Table 3 Additional helper scripts included in the DAWGPAWS package.

From: The DAWGPAWS pipeline for the annotation of genes and transposable elements in plant genomes

DAWGPAWS Script

Purpose

cnv_gff2game.pl

Converts GFF files to the game.xml format.

cnv_game2gff3.pl

Converts game.xml files to the GFF3 format.

batch_hardmask.pl

Given a directory of lowercase masked sequence files, this will replace lowercase residues with an N or X to indicate masking.

dir_merge.pl

Given annotation results scattered across multiple directories, this program can merge the results into subdirectories in a single parent directory.

vennseq.pl

Given GFF annotation results from multiple methods, this program generates a Euler Diagram of these features using the VennMaster program [55]

batch_findgaps.pl

This program will annotate gaps in the query sequences in the input directory.

clust_write_shell.pl

This program writes shell scripts to run DAWGPAWS in a cluster environment running the Platform LSF queuing system.

cnv_seq2dir.pl

Given a FASTA file with multiple sequence files, this program generates a separate FASTA file for each sequence record.

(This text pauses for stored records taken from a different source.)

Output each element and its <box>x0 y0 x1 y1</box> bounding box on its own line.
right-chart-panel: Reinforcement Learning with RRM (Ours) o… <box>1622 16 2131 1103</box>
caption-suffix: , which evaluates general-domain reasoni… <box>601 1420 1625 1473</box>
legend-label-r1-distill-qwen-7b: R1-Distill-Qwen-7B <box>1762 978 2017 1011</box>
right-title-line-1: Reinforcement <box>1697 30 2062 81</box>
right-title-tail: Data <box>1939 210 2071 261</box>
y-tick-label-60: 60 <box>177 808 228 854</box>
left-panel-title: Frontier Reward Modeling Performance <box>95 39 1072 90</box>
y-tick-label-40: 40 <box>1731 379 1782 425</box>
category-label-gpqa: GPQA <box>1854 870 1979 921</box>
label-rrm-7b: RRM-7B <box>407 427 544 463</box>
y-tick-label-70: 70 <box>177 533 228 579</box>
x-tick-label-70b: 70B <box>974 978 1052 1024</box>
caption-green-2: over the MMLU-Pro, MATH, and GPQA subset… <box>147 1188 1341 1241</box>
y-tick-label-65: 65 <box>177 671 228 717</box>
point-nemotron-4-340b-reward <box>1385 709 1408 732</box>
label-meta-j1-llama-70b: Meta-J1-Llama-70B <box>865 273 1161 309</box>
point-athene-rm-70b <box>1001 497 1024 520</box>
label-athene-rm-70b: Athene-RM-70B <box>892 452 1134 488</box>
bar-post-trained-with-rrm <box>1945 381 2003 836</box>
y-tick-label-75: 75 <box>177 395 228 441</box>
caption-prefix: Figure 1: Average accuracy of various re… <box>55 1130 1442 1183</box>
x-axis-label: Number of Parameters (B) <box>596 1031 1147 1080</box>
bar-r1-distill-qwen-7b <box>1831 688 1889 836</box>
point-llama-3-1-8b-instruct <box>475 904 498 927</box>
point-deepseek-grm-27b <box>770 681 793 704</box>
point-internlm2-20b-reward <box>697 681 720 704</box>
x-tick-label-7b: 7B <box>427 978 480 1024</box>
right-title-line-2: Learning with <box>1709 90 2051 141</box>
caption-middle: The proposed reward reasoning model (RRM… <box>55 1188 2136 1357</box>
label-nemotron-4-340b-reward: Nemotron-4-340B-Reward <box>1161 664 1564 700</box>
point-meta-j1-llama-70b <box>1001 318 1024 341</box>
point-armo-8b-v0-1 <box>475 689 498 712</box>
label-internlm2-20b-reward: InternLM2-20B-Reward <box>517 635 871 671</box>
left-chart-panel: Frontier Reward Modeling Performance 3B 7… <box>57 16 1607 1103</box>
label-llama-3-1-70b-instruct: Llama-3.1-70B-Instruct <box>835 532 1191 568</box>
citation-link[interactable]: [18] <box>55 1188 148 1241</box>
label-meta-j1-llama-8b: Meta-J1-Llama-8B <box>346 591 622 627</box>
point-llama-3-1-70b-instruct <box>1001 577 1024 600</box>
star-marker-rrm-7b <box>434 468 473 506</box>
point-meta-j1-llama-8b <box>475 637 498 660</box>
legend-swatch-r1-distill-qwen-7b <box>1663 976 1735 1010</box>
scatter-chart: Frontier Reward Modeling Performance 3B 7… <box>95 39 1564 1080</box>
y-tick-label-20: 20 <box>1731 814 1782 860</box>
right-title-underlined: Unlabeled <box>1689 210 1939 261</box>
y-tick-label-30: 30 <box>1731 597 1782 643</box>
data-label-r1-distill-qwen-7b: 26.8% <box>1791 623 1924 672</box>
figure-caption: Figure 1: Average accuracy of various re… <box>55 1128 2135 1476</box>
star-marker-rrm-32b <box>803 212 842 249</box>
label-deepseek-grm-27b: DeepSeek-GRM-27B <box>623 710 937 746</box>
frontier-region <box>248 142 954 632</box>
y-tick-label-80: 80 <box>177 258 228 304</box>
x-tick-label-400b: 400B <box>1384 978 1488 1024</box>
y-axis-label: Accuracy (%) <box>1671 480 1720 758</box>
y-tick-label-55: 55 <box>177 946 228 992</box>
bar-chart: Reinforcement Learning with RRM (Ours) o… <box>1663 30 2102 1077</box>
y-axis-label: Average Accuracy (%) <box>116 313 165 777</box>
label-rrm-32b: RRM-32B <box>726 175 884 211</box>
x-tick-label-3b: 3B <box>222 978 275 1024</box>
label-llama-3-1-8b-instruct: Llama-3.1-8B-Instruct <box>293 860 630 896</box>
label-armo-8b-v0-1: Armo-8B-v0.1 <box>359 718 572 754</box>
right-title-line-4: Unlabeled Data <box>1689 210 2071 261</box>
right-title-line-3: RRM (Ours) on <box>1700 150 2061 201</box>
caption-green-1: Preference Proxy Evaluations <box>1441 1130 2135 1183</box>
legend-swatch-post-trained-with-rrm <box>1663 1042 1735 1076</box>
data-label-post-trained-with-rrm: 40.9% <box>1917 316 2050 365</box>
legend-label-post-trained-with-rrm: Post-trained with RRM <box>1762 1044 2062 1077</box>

The sequence files produced are named using the sequence ID in the FASTA header in the input file.

fasta_merge.pl

This program merges all FASTA files in a directory into a single FASTA file.

fasta_shorten.pl

This program shortens the FASTA header by limiting the header length, or splitting the header by a delimiting character. Some annotation programs are limited by the length of the FASTA header that is accepted, and this programs allows input files to meet this limitation.

fetch_tenest.pl

Fetches multiple results from the Plant GDB TEnest server and converts the results to GFF.

gff_seg.pl

Given a GFF file that contains point or segment data, this will extract segments with score values that exceed a threshold value.

ltrstruc_prep.pl

Because the LTR_STRUC program only runs under the windows environment, this program converts FASTA sequences in UNIX to DOS line endings and generates the files name and flist file required for LTR_STRUC.

seq_oligiocount.pl

This program allows for the generation of a GFF file that counts the number of times an oligomer in the genomic contig occurs in a reference shotgun sequence database.